A teologia bíblica, então, trabalha a partir do texto em seu contexto histórico. Isso não significa afirmar que a teologia bíblica é um empreendimento puramente neutro ou objetivo. A noção de que nós podemos separar nitidamente o que o texto significou do que ele significa [what it meant from what it means], como pretendia Krister Stendahl, é uma quimera. Scobie diz o seguinte acerca da teologia bíblica:

As suas pressuposições, baseadas em um compromisso com a fé cristã, incluem a crença de que a Bíblia transmite uma revelação divina, que a Palavra de Deus na Escritura constitui a norma da fé cristã e da vida cristã, e que todo o variado material tanto do Antigo como do Novo Testamentos pode de algum modo ser relacionado ao plano e propósito do único Deus de toda a Bíblia. Tal teologia bíblica situa-se em algum lugar entre o que a Bíblia “significou” e o que ela “significa”.8

Segue-se, então, que a teologia bíblica não está confinada apenas ao Novo Testamento ou ao Antigo Testamento, mas que ela considera ambos os Testamentos juntos como a Palavra de Deus. De fato, a teologia bíblica trabalha a partir da noção de que o cânon da Escritura funciona como a sua norma e, assim, ambos os Testamentos são necessários para desvendar a teologia da Escritura.

Equilibrando o Antigo e o Novo Testamento

Há uma maravilhosa dialética entre o Antigo Testamento e o Novo Testamento no trabalho da teologia bíblica. O Novo Testamento representa a culminação da história da redenção iniciada no Antigo Testamento e, assim, a teologia bíblica é por definição uma teologia narrativa. Ela captura a história da obra salvadora de Deus ao longo da história. O desenrolar histórico do que Deus tem feito pode ser descrito como a “história da salvação” ou a “história redentiva”.

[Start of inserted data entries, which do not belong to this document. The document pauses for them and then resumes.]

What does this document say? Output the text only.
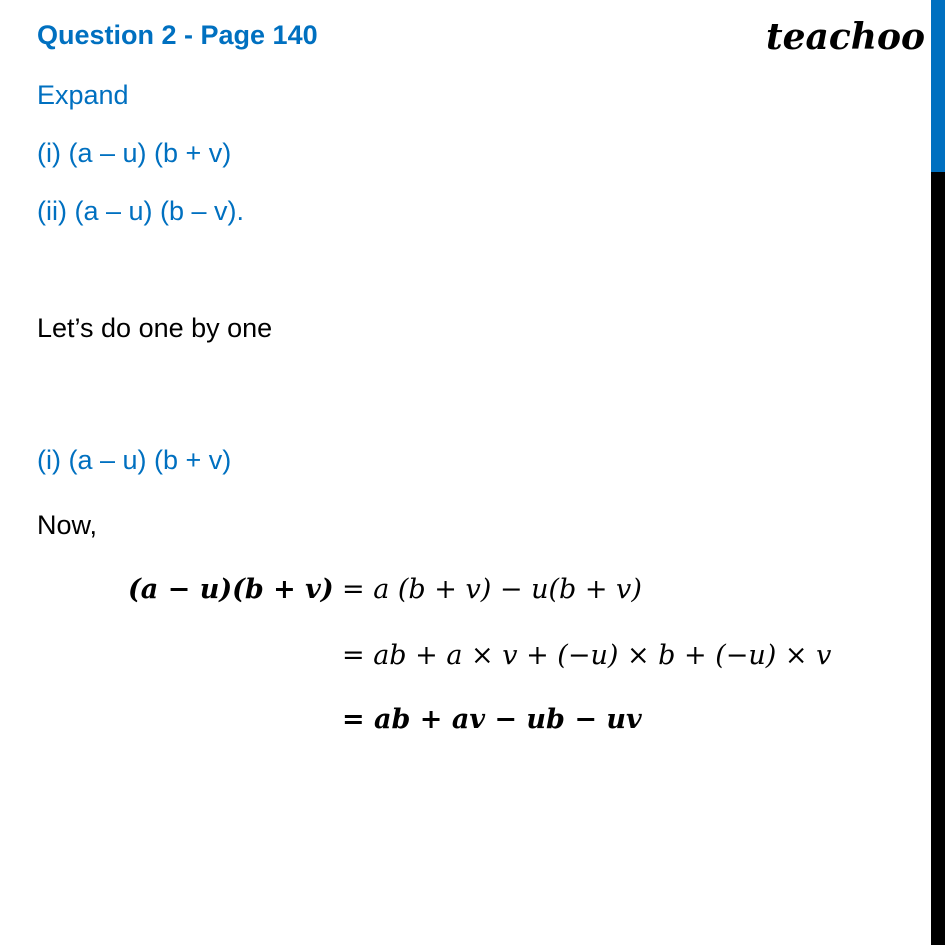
teachoo
Question 2 - Page 140
Expand
(i) (a – u) (b + v)
(ii) (a – u) (b – v).
Let’s do one by one
(i) (a – u) (b + v)
Now,
(a − u)(b + v) = a (b + v) − u(b + v)
= ab + a × v + (−u) × b + (−u) × v
= ab + av − ub − uv
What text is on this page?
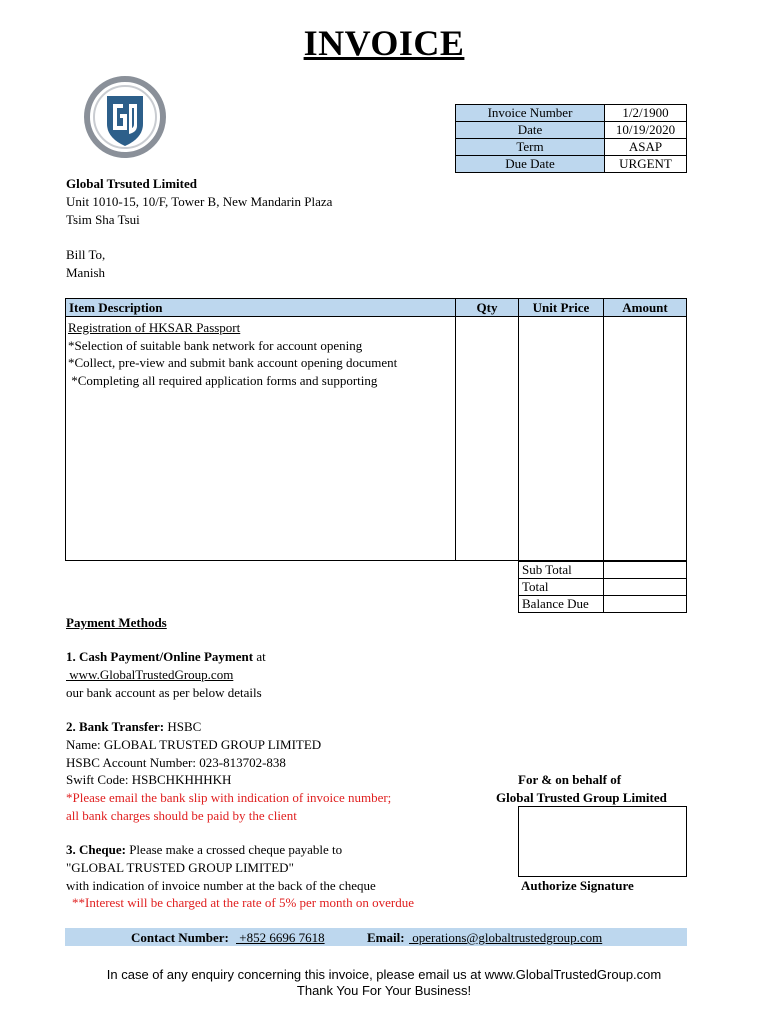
INVOICE
Invoice Number	1/2/1900
Date	10/19/2020
Term	ASAP
Due Date	URGENT
Global Trsuted Limited
Unit 1010-15, 10/F, Tower B, New Mandarin Plaza
Tsim Sha Tsui
Bill To,
Manish
Item Description	Qty	Unit Price	Amount

Registration of HKSAR Passport
*Selection of suitable bank network for account opening
*Collect, pre-view and submit bank account opening document
*Completing all required application forms and supporting			

Sub Total	
Total	
Balance Due	
Payment Methods
1. Cash Payment/Online Payment at
www.GlobalTrustedGroup.com
our bank account as per below details
2. Bank Transfer: HSBC
Name: GLOBAL TRUSTED GROUP LIMITED
HSBC Account Number: 023-813702-838
Swift Code: HSBCHKHHHKH
*Please email the bank slip with indication of invoice number;
all bank charges should be paid by the client
3. Cheque: Please make a crossed cheque payable to
"GLOBAL TRUSTED GROUP LIMITED"
with indication of invoice number at the back of the cheque
**Interest will be charged at the rate of 5% per month on overdue
For & on behalf of
Global Trusted Group Limited
Authorize Signature
Contact Number: +852 6696 7618	Email: operations@globaltrustedgroup.com
In case of any enquiry concerning this invoice, please email us at www.GlobalTrustedGroup.com
Thank You For Your Business!
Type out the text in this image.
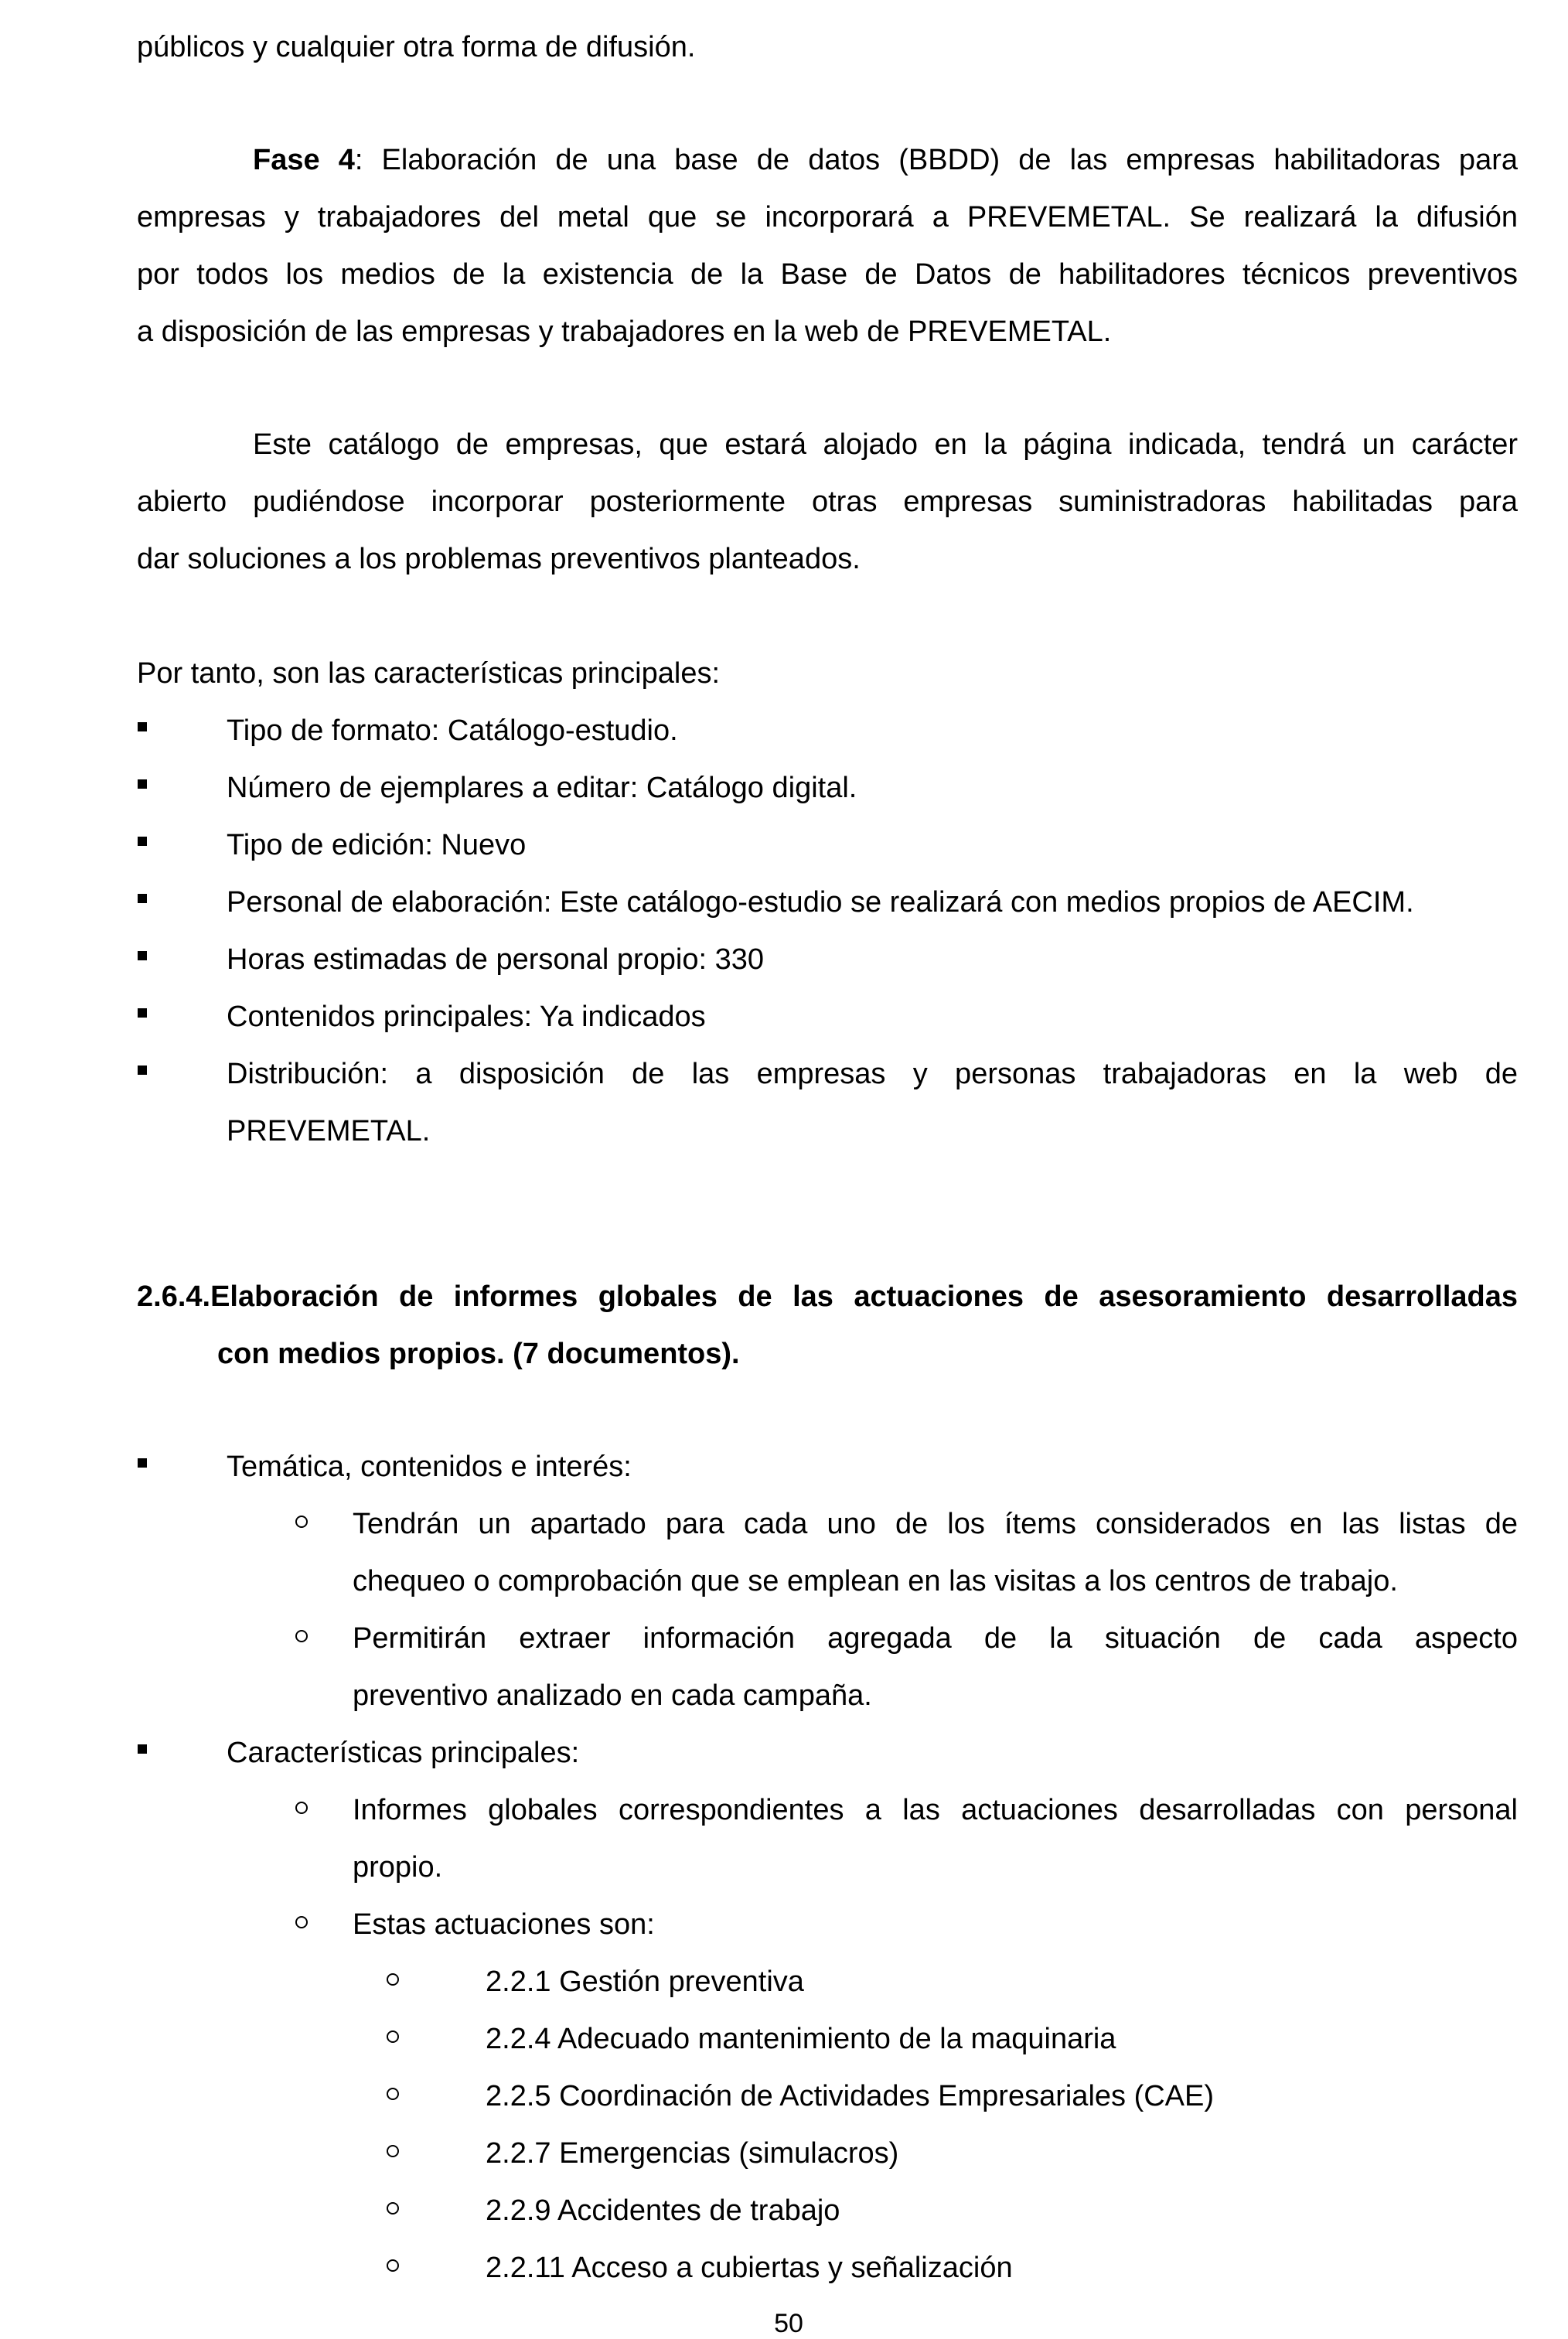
públicos y cualquier otra forma de difusión.
Fase 4: Elaboración de una base de datos (BBDD) de las empresas habilitadoras para
empresas y trabajadores del metal que se incorporará a PREVEMETAL. Se realizará la difusión
por todos los medios de la existencia de la Base de Datos de habilitadores técnicos preventivos
a disposición de las empresas y trabajadores en la web de PREVEMETAL.
Este catálogo de empresas, que estará alojado en la página indicada, tendrá un carácter
abierto pudiéndose incorporar posteriormente otras empresas suministradoras habilitadas para
dar soluciones a los problemas preventivos planteados.
Por tanto, son las características principales:
Tipo de formato: Catálogo-estudio.
Número de ejemplares a editar: Catálogo digital.
Tipo de edición: Nuevo
Personal de elaboración: Este catálogo-estudio se realizará con medios propios de AECIM.
Horas estimadas de personal propio: 330
Contenidos principales: Ya indicados
Distribución: a disposición de las empresas y personas trabajadoras en la web de
PREVEMETAL.
2.6.4.Elaboración de informes globales de las actuaciones de asesoramiento desarrolladas
con medios propios. (7 documentos).
Temática, contenidos e interés:
Tendrán un apartado para cada uno de los ítems considerados en las listas de
chequeo o comprobación que se emplean en las visitas a los centros de trabajo.
Permitirán extraer información agregada de la situación de cada aspecto
preventivo analizado en cada campaña.
Características principales:
Informes globales correspondientes a las actuaciones desarrolladas con personal
propio.
Estas actuaciones son:
2.2.1 Gestión preventiva
2.2.4 Adecuado mantenimiento de la maquinaria
2.2.5 Coordinación de Actividades Empresariales (CAE)
2.2.7 Emergencias (simulacros)
2.2.9 Accidentes de trabajo
2.2.11 Acceso a cubiertas y señalización
50
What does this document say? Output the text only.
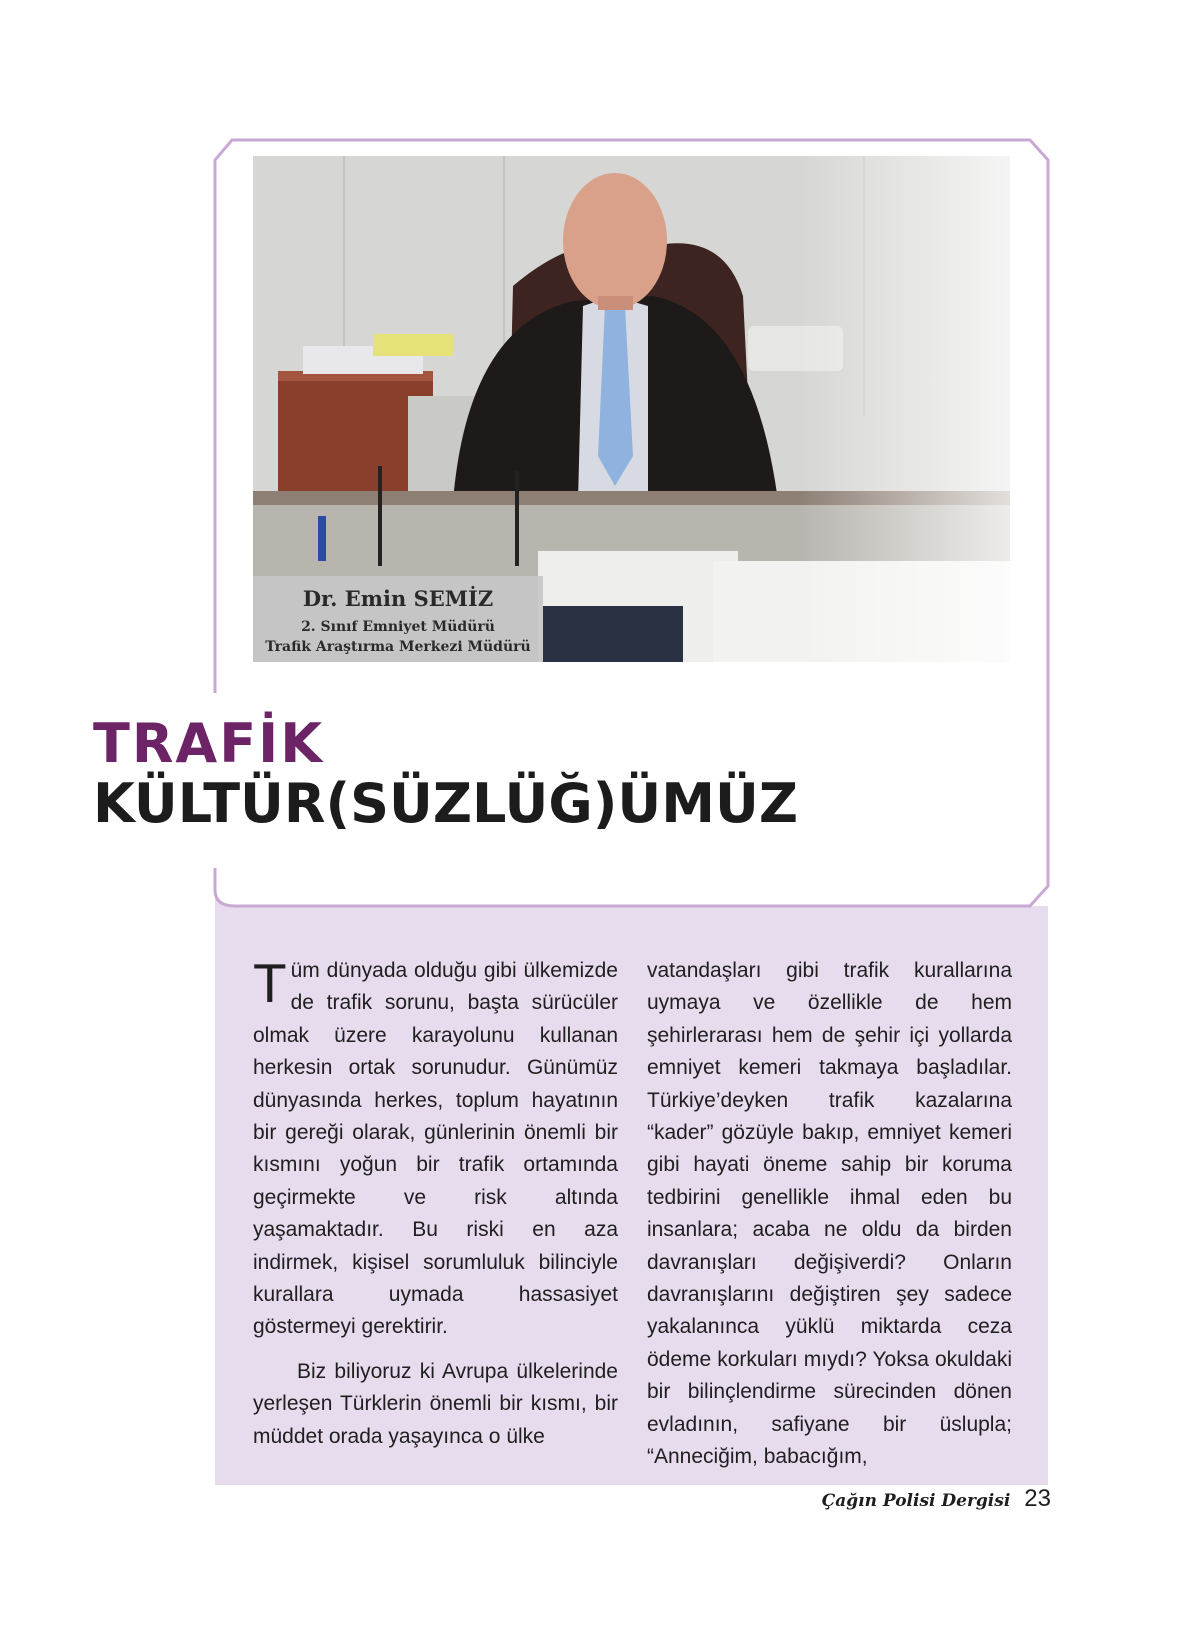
Dr. Emin SEMİZ
2. Sınıf Emniyet Müdürü
Trafik Araştırma Merkezi Müdürü
TRAFİK
KÜLTÜR(SÜZLÜĞ)ÜMÜZ

Tüm dünyada olduğu gibi ülkemizde de trafik sorunu, başta sürücüler olmak üzere karayolunu kullanan herkesin ortak sorunudur. Günümüz dünyasında herkes, toplum hayatının bir gereği olarak, günlerinin önemli bir kısmını yoğun bir trafik ortamında geçirmekte ve risk altında yaşamaktadır. Bu riski en aza indirmek, kişisel sorumluluk bilinciyle kurallara uymada hassasiyet göstermeyi gerektirir.

Biz biliyoruz ki Avrupa ülkelerinde yerleşen Türklerin önemli bir kısmı, bir müddet orada yaşayınca o ülke

vatandaşları gibi trafik kurallarına uymaya ve özellikle de hem şehirlerarası hem de şehir içi yollarda emniyet kemeri takmaya başladılar. Türkiye’deyken trafik kazalarına “kader” gözüyle bakıp, emniyet kemeri gibi hayati öneme sahip bir koruma tedbirini genellikle ihmal eden bu insanlara; acaba ne oldu da birden davranışları değişiverdi? Onların davranışlarını değiştiren şey sadece yakalanınca yüklü miktarda ceza ödeme korkuları mıydı? Yoksa okuldaki bir bilinçlendirme sürecinden dönen evladının, safiyane bir üslupla; “Anneciğim, babacığım,

Çağın Polisi Dergisi 23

Também é proveitoso considerar as Escrituras a partir da perspectiva de promessa e cumprimento: o que é prometido no Antigo Testamento é cumprido no Novo Testamento. Nós precisamos tomar cuidado para não apagarmos a particularidade histórica da revelação do Antigo Testamento, de modo a expungir o contexto histórico do qual ele nasceu. Por outro lado, nós devemos reconhecer o progresso da revelação do Antigo Testamento para o Novo Testamento. Tal progresso da revelação reconhece a natureza preliminar do Antigo Testamento e a palavra definitiva que vem no Novo Testamento. Dizer que o Antigo Testamento é preliminar não elimina o seu papel crucial, pois nós só podemos entender o Novo Testamento quando também compreendemos o significado do Antigo Testamento, e vice-versa.

Alguns são hesitantes em abraçar a tipologia, mas tal abordagem é fundamental para a teologia bíblica, uma vez que é uma categoria empregada pelos próprios escritores bíblicos. O que é tipologia? Tipologias são as correspondências divinamente pretendidas entre eventos, pessoas e instituições do Antigo Testamento e o seu cumprimento em Cristo, no Novo,9 como quando  Mateus se refere em seu Evangelho ao retorno de Maria, José e Jesus do Egito usando a linguagem da saída de Israel do Egito (Mt 2.15; Êx 4.22; Os 11.1). Obviamente, não apenas os autores do Novo Testamento observam essas “correspondências divinamente pretendidas”. Os autores do Antigo Testamento também o fazem. Por exemplo, tanto Isaías como Oséias predizem um novo êxodo que será moldado de acordo com o primeiro êxodo. Do mesmo modo, o Antigo Testamento fala da expectativa de um novo Davi que será ainda maior do que o primeiro Davi. Nós vemos no próprio Antigo Testamento, portanto, uma gradação na tipologia, de modo que o cumprimento do tipo é sempre maior do que o próprio tipo. Jesus não é apenas um novo Davi, mas o maior Davi.

A tipologia reconhece um padrão e um propósito divinos na história. Deus é o autor final da Escritura – a história é um drama divino. E Deus conhece o fim desde o começo, de modo que nós, como leitores, podemos ver prenúncios do cumprimento final no Antigo Testamento.